# Rest Days



## MilesMom (Jun 21, 2012)

We have had a busy training schedule as I've had a few trail running races recently and have another one in October, thus Miles has been joining me on most of my runs (off leash trail mostly, lucky boy!) If he doesn't trail run with me, I take him to the beach or park in the morning, and every afternoon/ night we go for a long walk or to play fetch or swim. He gets 3 hours of good exercise everyday.

After a particularly tough training weekend, I woke up this morning and just decided not to go run, too tired and sore! I wondered if Miles ever felt this way too. I decided that today we would stay in the neighborhood with our new puppy, and we just walked slowly with the pup for 30 min and had playtime at the house which is nothing for Miles compared to his usual morning (I hope our house is ok when I get home!). We will go out for a walk on the trails tonight. 

Does anyone actively plan rest days for their Vizsla?


----------



## datacan (May 15, 2011)

No, we don't plan, it just happens from time to time. We become very busy at times work through the night. The dog has to adapt. 
Then, there are days with not much to do but run and work the dog.


----------



## kmac09 (Jul 24, 2013)

I try to get my 2 out every day for AT LEAST an hour.... if they have "rest days" I keep my fingers crossed when I walk in the door from being gone all night at work..... 

I have a BAD case of poison oak from these two.... I can't get them in the bath after every walk and we all know where they HAVE to sleep.... does anyone else have this problem and any good tips on getting the oils off their coat without a bath?


----------



## lonestar (Jun 2, 2013)

Try baby wipes.


----------



## Saltwater Soul (Jan 17, 2013)

Maddie runs with me on Mon/Wed/Fri. She takes it easy on Tue/Thurs while I go to the gym although she often goes for a walk or plays with the kids. Weekends we make up along the way -- sometimes lots of exercise, sometimes chilling out at home.


----------



## Baja (Feb 17, 2013)

Right at 7 months now, and Baja doesn't seem to want a rest day. I think she sleeps a lot during the day when we're not home, so she's ready to rip in the evenings.

A normal week for Baja is; 

Mon-Fri mornings, I get up and take her for a mile walk through our neighborhood on the leash. She has about 7 hours in the kennel and my wife gets home and the exercise begins. My wife mixes it up; sometimes they run/walk 4 or 5 miles at the local 4H fairgrounds (on leash). Other days they go to the local high schools football field and she lets her run off leash since its fenced in. 1 or 2 nights a week Baja gets to play with 2 other V's that belong to my wife's friend. And Baja also gets plays with the neighbors dog about almost nightly, at least for a little bit. Thursdays are training days, she has school for an hour and we work with her after the school night is over. 
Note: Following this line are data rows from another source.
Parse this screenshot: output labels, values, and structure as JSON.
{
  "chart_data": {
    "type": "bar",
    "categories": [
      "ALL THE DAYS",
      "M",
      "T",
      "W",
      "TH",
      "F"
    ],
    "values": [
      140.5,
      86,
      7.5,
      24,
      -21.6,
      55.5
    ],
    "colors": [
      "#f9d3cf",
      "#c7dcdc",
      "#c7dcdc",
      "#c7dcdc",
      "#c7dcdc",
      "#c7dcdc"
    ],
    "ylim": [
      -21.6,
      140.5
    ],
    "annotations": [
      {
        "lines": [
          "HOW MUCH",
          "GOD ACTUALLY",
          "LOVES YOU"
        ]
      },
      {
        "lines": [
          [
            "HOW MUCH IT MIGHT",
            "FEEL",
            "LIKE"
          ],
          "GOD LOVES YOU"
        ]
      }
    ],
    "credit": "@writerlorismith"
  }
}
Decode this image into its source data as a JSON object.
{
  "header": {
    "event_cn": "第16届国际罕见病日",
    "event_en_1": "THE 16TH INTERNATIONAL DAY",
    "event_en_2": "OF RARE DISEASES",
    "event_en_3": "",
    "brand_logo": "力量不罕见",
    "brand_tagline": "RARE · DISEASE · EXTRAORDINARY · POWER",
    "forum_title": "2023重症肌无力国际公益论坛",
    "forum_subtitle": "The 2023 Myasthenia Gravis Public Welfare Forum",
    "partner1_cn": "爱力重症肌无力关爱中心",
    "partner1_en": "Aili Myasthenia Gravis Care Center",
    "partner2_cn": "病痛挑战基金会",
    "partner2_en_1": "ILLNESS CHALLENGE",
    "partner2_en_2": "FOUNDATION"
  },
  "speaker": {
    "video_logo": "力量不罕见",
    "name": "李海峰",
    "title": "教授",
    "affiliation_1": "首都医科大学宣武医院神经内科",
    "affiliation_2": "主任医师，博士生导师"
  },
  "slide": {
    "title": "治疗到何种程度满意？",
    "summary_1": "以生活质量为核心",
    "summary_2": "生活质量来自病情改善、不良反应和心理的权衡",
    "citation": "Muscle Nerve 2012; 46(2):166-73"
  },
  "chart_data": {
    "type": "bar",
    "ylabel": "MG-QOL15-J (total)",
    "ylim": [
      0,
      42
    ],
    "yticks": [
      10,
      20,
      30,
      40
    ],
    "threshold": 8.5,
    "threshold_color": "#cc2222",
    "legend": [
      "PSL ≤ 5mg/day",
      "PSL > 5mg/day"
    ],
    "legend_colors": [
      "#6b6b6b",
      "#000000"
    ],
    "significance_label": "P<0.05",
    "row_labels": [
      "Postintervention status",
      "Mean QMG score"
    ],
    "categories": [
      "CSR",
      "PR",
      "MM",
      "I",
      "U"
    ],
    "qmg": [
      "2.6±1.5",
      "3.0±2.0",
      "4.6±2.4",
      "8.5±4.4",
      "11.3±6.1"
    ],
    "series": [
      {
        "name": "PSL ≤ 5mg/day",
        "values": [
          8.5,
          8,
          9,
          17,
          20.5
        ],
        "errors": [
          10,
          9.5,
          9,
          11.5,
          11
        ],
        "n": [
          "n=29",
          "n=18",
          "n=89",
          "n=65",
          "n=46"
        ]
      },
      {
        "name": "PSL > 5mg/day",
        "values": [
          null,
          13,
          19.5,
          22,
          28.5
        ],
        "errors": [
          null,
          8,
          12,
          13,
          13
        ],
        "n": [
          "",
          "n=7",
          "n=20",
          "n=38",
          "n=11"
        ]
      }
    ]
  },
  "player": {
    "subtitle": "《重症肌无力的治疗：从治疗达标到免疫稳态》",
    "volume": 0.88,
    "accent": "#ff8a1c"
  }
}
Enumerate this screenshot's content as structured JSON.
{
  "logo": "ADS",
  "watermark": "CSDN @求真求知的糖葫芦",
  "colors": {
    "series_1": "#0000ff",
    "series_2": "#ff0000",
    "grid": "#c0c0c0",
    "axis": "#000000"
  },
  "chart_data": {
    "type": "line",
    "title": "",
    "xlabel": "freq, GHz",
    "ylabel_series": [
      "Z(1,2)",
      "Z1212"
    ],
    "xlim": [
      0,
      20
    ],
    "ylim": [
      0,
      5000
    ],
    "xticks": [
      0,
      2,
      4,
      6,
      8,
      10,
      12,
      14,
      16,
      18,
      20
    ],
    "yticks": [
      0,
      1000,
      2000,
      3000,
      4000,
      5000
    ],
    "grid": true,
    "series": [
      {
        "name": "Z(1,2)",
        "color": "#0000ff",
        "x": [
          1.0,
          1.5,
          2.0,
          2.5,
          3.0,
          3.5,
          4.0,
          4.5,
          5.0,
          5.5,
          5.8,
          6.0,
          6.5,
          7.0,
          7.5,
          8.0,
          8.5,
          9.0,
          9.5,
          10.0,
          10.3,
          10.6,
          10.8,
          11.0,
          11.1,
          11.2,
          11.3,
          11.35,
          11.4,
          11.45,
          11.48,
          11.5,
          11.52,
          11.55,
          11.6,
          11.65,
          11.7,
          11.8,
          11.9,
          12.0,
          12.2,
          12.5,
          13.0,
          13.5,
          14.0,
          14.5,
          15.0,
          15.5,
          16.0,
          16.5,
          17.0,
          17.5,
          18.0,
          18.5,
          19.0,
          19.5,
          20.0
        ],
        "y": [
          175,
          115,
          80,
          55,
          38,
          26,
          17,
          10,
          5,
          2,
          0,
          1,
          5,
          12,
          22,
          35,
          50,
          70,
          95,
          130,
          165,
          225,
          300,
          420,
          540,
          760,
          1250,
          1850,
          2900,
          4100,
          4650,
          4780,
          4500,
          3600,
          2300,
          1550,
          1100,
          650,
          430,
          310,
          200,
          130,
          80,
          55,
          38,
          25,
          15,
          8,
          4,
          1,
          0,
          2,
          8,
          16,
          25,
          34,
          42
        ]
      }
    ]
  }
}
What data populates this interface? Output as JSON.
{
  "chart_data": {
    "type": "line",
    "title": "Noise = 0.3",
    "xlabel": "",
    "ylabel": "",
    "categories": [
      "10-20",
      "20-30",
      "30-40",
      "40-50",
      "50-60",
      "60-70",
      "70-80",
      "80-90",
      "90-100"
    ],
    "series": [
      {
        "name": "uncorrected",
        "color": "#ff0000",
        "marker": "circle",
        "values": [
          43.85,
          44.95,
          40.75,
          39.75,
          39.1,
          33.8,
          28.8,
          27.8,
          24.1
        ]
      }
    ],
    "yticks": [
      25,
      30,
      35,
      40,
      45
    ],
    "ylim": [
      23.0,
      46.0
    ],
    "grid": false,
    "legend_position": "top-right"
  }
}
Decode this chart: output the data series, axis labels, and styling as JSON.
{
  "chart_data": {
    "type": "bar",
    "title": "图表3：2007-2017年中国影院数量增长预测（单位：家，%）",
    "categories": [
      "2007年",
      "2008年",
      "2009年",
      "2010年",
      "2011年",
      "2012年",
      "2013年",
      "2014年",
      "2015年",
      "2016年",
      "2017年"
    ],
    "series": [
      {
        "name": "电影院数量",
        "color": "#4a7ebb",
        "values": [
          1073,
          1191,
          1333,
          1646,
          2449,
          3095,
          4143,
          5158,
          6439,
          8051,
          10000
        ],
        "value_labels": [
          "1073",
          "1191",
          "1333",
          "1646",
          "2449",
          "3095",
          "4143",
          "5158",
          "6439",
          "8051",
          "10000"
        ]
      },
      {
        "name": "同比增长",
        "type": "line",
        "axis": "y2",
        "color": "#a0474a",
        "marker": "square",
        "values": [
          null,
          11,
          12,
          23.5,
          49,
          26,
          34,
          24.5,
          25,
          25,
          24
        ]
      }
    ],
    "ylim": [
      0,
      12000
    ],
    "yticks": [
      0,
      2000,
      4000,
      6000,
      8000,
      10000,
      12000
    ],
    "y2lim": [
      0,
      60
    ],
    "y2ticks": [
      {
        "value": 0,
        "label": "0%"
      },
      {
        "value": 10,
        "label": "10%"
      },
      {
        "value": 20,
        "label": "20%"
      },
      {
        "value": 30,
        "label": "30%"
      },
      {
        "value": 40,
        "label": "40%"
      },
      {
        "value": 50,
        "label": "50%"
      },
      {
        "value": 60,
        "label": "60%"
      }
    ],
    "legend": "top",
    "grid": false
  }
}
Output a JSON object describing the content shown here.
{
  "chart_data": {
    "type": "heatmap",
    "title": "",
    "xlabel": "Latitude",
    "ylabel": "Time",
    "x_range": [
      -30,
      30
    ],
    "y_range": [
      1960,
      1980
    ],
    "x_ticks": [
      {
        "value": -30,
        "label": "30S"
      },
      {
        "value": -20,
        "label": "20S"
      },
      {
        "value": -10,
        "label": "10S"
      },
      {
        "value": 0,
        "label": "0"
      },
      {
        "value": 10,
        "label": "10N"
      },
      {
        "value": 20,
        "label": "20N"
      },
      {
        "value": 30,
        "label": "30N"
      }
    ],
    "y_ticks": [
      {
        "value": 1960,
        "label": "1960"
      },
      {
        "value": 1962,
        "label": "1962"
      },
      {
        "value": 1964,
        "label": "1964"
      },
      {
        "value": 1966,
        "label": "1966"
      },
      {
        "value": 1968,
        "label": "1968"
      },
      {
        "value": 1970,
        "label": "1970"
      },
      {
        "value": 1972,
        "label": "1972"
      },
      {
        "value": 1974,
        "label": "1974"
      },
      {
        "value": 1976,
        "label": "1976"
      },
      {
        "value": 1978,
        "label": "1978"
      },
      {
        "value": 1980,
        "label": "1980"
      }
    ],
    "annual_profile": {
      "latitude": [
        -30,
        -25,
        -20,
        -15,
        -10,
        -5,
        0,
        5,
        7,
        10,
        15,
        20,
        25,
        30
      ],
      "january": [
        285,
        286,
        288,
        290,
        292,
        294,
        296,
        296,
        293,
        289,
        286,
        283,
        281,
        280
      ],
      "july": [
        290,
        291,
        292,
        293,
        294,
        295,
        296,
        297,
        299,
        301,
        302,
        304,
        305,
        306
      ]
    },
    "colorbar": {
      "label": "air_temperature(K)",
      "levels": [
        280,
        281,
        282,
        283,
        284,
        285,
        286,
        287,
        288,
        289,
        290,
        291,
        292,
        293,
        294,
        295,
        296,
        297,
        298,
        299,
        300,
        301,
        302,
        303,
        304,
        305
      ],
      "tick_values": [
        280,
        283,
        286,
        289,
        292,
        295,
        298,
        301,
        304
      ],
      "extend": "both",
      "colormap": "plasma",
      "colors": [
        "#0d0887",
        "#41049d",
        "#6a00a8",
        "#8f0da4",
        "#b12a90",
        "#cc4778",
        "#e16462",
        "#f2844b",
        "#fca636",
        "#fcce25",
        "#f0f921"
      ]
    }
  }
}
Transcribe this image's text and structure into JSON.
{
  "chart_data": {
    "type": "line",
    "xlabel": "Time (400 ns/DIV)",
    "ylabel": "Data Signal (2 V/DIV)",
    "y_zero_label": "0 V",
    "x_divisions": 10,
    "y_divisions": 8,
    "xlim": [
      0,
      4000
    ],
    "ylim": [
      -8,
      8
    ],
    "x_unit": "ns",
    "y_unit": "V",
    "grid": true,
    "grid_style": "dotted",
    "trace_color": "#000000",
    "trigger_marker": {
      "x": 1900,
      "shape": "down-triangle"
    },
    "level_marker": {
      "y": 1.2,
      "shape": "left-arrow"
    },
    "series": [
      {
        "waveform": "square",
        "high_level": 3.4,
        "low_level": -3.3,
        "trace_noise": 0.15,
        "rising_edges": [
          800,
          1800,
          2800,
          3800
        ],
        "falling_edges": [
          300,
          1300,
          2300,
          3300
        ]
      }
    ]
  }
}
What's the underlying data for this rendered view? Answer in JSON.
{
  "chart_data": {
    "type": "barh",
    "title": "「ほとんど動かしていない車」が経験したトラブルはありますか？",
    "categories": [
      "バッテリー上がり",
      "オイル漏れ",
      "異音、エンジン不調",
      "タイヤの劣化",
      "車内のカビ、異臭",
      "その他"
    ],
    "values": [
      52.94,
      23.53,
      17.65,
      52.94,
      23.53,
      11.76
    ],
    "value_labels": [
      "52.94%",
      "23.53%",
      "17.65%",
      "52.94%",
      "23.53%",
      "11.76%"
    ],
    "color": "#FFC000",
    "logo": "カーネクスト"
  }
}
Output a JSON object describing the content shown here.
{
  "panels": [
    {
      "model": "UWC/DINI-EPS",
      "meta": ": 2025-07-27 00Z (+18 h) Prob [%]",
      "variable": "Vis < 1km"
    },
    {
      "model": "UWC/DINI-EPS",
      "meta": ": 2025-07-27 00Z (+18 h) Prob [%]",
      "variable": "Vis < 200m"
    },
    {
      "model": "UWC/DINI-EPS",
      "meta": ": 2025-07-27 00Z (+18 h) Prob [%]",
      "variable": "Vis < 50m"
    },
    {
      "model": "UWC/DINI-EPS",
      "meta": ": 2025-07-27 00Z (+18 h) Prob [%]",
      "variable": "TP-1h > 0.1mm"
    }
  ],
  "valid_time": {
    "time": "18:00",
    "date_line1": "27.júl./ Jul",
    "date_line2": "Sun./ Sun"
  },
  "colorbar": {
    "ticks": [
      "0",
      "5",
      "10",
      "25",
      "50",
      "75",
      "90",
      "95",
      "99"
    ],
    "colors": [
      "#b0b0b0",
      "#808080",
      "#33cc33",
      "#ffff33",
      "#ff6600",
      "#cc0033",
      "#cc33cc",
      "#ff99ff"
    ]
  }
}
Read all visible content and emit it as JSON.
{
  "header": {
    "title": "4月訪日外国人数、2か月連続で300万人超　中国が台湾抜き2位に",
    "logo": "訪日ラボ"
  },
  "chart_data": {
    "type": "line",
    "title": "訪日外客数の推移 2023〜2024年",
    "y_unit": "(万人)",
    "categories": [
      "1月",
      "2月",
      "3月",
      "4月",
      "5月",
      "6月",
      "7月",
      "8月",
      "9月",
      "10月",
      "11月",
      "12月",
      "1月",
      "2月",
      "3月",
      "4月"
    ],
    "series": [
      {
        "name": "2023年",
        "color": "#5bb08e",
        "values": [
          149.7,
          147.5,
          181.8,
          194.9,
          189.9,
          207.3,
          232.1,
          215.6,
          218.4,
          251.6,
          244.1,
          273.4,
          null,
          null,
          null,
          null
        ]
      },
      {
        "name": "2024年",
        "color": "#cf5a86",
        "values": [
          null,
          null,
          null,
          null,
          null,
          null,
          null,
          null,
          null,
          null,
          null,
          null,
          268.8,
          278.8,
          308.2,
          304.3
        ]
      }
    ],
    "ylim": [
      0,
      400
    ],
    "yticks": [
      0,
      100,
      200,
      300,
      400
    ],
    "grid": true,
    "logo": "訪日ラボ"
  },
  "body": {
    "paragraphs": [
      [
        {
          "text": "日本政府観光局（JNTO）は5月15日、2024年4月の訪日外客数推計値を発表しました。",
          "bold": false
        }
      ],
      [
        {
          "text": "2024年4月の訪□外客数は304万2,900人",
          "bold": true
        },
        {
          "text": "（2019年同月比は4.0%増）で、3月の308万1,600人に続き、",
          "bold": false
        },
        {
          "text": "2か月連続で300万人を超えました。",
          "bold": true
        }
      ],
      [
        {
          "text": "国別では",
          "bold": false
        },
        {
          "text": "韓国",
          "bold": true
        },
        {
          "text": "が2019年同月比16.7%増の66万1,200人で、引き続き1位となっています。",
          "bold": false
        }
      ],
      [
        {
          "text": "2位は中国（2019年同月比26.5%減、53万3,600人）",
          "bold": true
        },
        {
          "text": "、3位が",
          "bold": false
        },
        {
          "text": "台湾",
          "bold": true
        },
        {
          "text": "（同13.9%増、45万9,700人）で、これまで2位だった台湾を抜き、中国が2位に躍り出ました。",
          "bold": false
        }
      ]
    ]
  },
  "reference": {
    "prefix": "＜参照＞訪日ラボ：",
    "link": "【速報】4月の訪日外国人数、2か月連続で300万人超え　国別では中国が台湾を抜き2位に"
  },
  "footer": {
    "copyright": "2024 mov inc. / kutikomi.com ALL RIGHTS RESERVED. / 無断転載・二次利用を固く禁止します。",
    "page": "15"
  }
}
Saturday and Sundays during the summer, we take her on the river with us. She loves the boat and we always go to a huge beach real early in the mornings so Baja can run off leash for hours to explore, dig in the sand, chase bugs, etc... If other boaters beach near us, we put her on a stake/cable if she gets too excited (just out of respect), but most of the time she runs free all day. And this weekend was the first time she went swimming on her own without us in the water with her. She seemed to love it!

On Saturdays and Sunday this Spring we usually go out to my families farm and let her off leash to explore. We have several acres of woods and fields to play in. I guess when boating season ends, we'll be back out to the farm. 

With this busy schedule of activities for her to burn off the energy, she's always ready for more! Gotta love that Vizsla endurance!


----------



## mlwindc (Feb 8, 2013)

We don't plan for them - they just happen. Saturday was out most of the day then we had a friend over and Wilson was up until four with daddy and his friend!!! Tired pup all day. We took a few neighborhood strolls and that was all he needed. He had his three hour play date today with his walker and was happy as a clam when I got home this evening. Still showing signs of being amply rested. I am hoping for a very calm and relaxing movie night today!


----------